153 dagbladen bleken juist vaak kleine berichten te publiceren, vaak bestaande uit nieuwsberichten of entertainment- en shownieuws en meer aandacht te besteden aan binnenlands nieuws.

Naast deze algemene tendens was er wel nog een aantal kleine nuances tussen de dagbladen. Voor wat betreft de populaire dagbladen bleek de Telegraaf nog meer op sensatie (weinig tekst, grote afbeeldingen/koppen, specifieke onderwerpkeuze) gericht dan het AD en in de periode rond het staatsbezoek aan Oman en de VAE veel meer aandacht te hebben voor het Koninklijk Huis an sich. Het AD bleek dan weer veel meer ruimte aan lezersopinie over de betreffende discussies te besteden.
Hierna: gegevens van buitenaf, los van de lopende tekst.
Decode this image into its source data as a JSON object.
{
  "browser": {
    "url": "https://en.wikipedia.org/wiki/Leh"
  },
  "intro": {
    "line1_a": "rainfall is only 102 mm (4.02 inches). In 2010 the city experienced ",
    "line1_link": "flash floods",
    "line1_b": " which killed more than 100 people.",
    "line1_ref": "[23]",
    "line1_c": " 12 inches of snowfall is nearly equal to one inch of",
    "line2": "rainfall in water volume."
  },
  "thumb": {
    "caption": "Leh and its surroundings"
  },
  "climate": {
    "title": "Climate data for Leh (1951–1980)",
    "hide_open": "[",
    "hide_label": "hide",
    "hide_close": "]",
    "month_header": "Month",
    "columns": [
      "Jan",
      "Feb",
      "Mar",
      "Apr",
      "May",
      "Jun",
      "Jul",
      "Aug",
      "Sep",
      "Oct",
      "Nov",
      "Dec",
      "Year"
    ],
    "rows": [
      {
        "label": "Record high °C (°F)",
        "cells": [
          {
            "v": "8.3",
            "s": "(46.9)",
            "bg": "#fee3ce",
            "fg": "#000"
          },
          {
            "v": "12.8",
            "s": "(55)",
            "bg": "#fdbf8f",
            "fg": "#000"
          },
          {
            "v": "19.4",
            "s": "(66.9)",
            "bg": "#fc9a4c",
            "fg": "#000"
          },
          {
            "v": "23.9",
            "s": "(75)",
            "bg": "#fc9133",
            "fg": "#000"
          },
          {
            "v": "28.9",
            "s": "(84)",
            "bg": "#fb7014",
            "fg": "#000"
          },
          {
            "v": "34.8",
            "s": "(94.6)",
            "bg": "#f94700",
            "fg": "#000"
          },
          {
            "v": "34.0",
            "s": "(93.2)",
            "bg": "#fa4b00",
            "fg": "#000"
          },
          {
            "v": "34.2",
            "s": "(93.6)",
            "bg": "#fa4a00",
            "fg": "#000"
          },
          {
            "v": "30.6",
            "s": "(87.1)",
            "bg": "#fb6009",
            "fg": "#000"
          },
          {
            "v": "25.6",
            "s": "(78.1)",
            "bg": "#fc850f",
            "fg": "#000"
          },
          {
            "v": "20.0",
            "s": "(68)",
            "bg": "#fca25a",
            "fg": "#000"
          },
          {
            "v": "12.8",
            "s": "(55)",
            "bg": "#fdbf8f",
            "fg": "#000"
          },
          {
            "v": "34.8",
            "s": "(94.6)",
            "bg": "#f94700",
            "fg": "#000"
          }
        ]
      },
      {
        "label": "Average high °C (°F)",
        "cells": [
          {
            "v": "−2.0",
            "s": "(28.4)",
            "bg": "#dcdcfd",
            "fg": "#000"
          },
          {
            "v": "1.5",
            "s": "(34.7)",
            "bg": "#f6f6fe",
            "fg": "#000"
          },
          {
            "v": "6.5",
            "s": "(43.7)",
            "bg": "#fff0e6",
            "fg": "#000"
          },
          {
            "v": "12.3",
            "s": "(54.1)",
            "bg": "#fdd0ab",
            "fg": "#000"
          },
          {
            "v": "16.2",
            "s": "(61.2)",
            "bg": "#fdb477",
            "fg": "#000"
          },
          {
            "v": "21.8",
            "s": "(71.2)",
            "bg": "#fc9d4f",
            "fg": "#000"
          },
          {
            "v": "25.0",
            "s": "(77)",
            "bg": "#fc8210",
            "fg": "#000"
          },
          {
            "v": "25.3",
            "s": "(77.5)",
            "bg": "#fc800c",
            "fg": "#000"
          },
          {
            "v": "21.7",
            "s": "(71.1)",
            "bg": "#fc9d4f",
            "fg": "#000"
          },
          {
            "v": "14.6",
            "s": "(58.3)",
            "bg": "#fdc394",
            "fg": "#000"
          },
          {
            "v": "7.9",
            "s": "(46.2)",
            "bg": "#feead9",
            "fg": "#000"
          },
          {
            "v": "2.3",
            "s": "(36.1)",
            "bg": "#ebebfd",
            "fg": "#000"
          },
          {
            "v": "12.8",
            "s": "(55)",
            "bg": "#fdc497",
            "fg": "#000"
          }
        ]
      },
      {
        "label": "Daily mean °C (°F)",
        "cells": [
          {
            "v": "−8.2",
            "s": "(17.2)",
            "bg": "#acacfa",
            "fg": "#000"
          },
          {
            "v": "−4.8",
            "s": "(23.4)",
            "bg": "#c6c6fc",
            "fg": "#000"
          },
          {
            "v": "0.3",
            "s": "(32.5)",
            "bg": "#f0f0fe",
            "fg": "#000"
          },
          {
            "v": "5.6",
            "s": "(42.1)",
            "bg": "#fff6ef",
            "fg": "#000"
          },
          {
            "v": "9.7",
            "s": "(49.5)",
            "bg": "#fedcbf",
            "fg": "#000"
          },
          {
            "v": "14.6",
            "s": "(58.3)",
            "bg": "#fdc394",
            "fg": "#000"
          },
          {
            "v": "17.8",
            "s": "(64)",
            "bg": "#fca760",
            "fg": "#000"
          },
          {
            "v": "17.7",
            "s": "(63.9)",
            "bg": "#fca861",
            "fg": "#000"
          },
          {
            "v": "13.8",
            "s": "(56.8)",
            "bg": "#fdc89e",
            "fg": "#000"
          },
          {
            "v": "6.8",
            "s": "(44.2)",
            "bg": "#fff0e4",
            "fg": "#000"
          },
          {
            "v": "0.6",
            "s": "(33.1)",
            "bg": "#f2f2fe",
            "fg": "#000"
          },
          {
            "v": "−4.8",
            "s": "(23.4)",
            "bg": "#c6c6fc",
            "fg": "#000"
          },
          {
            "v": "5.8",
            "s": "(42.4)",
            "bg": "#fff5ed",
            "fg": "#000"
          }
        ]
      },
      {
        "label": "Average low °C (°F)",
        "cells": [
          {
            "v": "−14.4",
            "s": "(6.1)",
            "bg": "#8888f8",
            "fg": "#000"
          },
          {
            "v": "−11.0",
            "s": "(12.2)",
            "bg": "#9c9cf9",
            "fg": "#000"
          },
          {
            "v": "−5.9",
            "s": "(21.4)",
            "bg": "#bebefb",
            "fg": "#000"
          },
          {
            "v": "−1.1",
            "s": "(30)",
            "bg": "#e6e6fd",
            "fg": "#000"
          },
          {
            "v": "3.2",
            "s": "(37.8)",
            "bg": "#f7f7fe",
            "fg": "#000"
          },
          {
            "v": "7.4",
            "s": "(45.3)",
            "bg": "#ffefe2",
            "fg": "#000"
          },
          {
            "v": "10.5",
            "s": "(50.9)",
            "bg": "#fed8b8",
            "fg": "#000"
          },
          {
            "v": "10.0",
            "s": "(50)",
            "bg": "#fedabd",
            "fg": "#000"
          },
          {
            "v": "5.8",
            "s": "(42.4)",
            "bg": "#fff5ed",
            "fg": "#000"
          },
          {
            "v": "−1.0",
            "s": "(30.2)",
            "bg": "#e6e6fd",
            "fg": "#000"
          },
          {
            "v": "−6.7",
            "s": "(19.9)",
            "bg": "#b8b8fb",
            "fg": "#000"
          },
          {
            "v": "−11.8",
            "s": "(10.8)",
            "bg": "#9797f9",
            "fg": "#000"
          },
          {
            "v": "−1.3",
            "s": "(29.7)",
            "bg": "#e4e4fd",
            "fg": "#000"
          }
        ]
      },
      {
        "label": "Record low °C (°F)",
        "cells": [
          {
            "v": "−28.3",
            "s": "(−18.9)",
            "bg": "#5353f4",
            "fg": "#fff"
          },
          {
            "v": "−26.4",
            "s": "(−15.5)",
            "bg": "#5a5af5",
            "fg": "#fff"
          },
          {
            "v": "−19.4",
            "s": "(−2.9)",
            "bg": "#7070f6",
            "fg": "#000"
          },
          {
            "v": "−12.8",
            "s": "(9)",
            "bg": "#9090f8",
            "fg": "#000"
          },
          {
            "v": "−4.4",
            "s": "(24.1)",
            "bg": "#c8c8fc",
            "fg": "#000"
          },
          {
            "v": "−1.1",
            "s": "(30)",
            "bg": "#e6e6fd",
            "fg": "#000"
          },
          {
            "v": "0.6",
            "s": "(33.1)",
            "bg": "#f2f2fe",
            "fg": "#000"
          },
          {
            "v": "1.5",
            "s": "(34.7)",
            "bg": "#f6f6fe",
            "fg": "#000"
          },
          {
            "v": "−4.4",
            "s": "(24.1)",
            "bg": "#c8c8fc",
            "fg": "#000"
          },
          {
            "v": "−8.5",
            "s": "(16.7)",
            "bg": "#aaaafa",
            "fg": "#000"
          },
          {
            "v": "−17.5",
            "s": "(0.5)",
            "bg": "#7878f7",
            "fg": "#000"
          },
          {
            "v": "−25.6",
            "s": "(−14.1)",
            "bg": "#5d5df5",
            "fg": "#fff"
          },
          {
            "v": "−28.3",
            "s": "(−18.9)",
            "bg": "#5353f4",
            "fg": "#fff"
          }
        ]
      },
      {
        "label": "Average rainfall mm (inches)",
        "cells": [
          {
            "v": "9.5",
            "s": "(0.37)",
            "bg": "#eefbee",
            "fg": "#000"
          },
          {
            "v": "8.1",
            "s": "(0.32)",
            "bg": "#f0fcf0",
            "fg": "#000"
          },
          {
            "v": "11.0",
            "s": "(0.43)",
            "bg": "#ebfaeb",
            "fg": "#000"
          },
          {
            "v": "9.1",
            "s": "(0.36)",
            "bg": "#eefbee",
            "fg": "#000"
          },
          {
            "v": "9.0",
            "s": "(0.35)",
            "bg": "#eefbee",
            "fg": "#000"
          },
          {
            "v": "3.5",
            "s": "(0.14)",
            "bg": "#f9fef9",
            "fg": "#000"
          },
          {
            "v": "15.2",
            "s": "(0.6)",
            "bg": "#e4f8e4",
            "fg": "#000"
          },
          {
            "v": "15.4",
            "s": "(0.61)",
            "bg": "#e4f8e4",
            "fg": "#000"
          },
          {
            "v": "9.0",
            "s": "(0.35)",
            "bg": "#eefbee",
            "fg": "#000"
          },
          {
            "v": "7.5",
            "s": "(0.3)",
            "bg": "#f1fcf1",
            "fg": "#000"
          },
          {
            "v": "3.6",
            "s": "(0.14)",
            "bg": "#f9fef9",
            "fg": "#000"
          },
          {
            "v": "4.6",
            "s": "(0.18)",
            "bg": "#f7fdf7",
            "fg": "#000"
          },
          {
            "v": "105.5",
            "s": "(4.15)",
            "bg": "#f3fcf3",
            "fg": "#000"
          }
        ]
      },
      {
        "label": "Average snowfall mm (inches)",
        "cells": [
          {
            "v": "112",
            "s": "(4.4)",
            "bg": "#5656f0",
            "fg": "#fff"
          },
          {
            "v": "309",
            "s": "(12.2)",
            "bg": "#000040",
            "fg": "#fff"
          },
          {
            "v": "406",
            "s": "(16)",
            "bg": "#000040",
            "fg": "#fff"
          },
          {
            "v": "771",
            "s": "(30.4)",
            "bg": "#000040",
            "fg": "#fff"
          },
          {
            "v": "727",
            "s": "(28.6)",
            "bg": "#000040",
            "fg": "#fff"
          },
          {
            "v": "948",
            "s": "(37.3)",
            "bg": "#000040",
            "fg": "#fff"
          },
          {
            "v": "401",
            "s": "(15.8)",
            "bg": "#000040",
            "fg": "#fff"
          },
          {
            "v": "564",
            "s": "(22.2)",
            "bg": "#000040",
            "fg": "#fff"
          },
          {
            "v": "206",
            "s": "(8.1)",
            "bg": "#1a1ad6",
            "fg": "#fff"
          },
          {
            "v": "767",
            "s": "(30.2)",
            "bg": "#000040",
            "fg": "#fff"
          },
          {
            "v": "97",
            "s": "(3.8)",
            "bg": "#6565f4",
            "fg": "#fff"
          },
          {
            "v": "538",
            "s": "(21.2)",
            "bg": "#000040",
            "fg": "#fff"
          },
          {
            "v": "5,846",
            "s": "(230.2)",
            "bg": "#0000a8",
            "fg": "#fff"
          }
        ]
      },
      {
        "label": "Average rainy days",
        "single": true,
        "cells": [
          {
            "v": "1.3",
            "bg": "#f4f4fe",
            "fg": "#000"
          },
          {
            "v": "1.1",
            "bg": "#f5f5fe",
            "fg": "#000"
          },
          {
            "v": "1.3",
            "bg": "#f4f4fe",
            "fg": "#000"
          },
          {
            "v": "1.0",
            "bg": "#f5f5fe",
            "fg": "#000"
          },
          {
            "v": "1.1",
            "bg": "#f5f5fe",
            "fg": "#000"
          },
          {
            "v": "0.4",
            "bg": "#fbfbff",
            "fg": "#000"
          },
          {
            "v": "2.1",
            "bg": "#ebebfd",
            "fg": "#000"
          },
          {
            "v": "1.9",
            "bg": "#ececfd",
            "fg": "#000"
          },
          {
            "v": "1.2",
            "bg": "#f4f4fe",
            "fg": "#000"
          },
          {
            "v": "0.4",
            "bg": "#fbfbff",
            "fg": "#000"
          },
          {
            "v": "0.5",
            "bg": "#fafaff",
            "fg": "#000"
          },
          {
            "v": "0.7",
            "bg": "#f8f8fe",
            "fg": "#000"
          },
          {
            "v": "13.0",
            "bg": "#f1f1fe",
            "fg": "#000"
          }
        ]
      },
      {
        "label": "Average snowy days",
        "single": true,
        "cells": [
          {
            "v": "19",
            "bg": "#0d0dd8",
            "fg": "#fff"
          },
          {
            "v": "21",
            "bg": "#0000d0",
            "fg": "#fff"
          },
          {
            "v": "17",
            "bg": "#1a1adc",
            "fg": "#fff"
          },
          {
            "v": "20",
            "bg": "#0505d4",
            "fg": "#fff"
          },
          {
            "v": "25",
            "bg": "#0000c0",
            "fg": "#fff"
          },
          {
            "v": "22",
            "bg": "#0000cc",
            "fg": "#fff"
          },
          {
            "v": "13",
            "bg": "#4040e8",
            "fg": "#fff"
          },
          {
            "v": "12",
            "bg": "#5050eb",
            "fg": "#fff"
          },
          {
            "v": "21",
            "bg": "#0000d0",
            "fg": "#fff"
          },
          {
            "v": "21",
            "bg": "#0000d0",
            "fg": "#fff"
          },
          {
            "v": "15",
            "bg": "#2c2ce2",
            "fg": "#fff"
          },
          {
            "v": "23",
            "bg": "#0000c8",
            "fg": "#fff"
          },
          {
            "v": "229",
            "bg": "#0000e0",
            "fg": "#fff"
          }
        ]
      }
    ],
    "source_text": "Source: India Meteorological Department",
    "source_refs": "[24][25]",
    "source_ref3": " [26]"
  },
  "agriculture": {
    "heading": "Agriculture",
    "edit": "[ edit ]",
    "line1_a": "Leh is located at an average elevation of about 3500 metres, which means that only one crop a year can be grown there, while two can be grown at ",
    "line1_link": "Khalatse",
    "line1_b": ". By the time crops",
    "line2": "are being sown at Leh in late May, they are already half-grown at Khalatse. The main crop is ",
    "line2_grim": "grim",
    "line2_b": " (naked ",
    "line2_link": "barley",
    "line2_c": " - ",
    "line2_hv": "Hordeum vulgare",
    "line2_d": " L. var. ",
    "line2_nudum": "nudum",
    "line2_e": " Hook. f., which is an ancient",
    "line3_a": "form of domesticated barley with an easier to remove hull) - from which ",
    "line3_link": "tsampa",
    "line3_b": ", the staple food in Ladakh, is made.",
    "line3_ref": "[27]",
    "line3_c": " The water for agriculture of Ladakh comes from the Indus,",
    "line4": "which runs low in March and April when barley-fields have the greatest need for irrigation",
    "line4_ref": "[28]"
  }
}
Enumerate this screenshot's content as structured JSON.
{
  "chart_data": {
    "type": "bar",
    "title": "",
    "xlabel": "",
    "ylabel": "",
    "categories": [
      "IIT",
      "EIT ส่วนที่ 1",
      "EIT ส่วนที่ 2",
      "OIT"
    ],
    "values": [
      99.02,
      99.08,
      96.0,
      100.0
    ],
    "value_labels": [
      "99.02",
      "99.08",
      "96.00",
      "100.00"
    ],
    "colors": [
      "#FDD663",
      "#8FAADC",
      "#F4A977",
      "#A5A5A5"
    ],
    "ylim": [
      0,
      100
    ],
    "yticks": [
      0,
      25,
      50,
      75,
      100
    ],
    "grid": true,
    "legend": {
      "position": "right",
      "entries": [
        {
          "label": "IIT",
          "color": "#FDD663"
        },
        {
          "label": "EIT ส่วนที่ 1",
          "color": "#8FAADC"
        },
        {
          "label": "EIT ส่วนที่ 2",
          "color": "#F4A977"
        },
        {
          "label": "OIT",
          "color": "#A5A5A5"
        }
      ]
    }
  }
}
Bij de kwaliteitskranten bleek Trouw de meeste aandacht aan religieuze- en/of filosofische achtergronden en discussies rondom de hoofddoek of burqa te besteden. De NRC publiceerde over het algemeen de langste (achtergrond)artikelen over de verschillende kwesties.

Ten slotte viel nog op dat – naast de algemene grote gebeurtenissen die in alle dagbladen wel in kleinere of grotere mate voorkwamen – er ook enkele thema’s waren die specifiek voor één dagblad waren. Een duidelijk voorbeeld hiervan is berichtgeving rond een interview met een lid van de commissie Stasi over de rol van Nederland bij de totstandkoming van het advies over het Franse hoofddoekverbod. Dit werd alleen in de NRC (uitgebreid) behandeld. Een ander voorbeeld is de uitgebreide thematische discussie (met veel lezersreacties en beschouwingen) over de voor- en nadelen van een burqaverbod naar aanleiding van het wetsvoorstel van Rita Verdonk in het AD. Uiteindelijk kan geconcludeerd worden dat er – hoewel er veel overeenkomsten waren – nog wel degelijk dagbladspecificiteit in de berichtgeving bestaat.